Piers' teeth closed suddenly and fiercely on his lower lip at this point; but he read on grimly with no other sign of indignation.

"Do you remember how I took upon myself once to warn you against losing your self-control?" The handwriting was not quite so steady here; the letters looked hurried, as if some agitation had possessed the writer. "I felt I had to do it, for I had seen a man's life completely wrecked through it. I know he was one of the many that go under every day, but the tragedy was so near me. I have never quite been able to shake off the dreadful memories of it. He was to all outward appearance a strong-willed man, but that habit was stronger, though he fought and fought against it.

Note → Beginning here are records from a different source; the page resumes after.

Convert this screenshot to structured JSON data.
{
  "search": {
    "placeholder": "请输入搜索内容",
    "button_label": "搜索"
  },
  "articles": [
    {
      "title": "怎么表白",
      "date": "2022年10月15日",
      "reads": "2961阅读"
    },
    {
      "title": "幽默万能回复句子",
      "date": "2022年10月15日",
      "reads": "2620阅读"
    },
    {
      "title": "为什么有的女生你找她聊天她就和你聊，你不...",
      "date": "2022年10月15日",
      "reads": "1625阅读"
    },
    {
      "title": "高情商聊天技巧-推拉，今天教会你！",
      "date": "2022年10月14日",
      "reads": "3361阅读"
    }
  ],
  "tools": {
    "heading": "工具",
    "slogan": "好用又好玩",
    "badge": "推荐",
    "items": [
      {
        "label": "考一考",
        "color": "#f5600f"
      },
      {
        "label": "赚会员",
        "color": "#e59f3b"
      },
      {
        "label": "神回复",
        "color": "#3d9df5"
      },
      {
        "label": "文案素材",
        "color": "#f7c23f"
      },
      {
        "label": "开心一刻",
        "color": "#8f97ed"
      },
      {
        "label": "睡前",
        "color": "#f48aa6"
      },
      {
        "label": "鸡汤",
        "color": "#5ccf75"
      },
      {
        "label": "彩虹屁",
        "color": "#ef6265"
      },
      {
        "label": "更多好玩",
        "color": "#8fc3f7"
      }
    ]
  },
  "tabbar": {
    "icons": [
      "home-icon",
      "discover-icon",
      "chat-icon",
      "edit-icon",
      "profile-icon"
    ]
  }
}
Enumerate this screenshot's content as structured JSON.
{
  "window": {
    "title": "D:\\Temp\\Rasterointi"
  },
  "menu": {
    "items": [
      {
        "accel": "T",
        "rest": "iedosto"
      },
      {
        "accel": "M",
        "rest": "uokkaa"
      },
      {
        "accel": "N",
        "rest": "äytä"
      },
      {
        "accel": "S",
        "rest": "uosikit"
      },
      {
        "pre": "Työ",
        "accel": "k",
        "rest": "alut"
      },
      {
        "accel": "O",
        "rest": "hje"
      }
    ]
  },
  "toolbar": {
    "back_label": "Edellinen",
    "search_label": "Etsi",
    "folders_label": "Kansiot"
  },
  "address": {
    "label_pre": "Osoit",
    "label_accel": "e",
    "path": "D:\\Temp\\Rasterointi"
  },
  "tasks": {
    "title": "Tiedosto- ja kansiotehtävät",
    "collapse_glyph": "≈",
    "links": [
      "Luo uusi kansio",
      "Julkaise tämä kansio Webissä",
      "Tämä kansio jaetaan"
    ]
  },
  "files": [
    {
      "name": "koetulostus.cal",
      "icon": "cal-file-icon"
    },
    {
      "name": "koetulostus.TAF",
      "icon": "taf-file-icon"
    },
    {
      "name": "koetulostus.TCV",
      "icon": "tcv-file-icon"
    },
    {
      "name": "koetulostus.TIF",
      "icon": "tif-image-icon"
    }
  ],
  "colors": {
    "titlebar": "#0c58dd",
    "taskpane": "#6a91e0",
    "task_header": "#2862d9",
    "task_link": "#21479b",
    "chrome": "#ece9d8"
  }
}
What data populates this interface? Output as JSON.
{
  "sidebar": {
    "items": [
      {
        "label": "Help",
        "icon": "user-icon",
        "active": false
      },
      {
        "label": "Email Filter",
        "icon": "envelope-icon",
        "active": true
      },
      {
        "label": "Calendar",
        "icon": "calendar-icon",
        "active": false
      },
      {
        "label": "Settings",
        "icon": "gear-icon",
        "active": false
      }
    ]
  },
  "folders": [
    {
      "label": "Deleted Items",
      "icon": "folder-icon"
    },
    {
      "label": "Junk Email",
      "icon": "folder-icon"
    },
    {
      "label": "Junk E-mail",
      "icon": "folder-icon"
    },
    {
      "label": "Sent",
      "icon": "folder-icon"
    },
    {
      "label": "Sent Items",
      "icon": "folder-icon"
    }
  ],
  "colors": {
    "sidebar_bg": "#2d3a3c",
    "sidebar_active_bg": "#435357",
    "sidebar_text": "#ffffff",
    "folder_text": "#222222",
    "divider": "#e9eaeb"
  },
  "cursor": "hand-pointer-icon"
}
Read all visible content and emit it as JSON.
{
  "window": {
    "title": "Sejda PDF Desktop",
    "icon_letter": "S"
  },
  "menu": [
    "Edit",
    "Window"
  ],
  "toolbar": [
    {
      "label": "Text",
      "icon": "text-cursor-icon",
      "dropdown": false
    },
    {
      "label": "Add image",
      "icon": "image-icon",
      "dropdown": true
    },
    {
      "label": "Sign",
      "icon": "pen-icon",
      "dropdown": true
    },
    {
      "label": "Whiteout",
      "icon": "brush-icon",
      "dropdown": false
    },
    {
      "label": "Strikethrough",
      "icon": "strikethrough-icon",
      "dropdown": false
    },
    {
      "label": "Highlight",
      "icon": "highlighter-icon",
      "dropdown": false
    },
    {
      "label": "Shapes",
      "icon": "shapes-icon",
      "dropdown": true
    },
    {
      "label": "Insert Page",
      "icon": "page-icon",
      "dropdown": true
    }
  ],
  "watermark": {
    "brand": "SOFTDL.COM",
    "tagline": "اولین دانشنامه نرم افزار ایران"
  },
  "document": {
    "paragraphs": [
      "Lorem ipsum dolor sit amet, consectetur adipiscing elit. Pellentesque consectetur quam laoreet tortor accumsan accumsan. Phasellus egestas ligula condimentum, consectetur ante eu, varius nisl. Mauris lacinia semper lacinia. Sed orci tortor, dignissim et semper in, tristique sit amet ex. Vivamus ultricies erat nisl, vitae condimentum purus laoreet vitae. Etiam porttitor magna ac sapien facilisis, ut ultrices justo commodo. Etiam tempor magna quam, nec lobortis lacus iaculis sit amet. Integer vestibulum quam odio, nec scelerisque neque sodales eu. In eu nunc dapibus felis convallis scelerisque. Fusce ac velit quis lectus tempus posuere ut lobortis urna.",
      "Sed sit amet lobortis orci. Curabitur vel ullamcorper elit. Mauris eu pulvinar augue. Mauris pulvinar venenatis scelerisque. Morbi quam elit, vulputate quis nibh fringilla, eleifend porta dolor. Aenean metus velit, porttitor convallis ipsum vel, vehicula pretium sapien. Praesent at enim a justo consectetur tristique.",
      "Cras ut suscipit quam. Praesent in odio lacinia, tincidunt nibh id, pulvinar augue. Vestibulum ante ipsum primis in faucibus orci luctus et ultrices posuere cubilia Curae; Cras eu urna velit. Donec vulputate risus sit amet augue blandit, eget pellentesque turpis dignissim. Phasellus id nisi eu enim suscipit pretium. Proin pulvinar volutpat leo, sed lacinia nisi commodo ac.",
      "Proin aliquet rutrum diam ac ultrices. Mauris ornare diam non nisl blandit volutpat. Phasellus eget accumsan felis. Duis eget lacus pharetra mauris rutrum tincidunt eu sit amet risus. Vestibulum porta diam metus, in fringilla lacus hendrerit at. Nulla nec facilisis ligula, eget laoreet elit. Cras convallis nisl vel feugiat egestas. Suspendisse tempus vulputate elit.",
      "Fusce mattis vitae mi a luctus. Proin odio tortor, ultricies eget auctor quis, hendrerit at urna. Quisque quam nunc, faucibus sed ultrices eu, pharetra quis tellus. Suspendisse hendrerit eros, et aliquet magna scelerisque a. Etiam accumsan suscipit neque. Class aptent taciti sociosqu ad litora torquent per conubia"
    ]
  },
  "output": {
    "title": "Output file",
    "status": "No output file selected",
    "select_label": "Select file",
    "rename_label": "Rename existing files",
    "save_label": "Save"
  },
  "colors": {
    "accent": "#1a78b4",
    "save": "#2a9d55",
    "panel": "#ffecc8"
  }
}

When he failed, he seemed to lose everything,--self-respect, self-control, strength of purpose,--everything. But when the demon left him, he always repented so bitterly, so bitterly. I had a little money, enough to live on. He used to urge me to leave him, to go back to England, and live in peace. As if I could have done such a thing! And so we struggled on, making a desperately hard fight for it, till one awful night when he came home in raving delirium. I can't describe that to you. I don't want you to know what it was like. I nursed him through it, but it was terrible. He did not always know what he was doing. At times he was violent."

A drop of blood suddenly ran down Piers' chin; he pulled out his handkerchief sharply and wiped it away, still reading on.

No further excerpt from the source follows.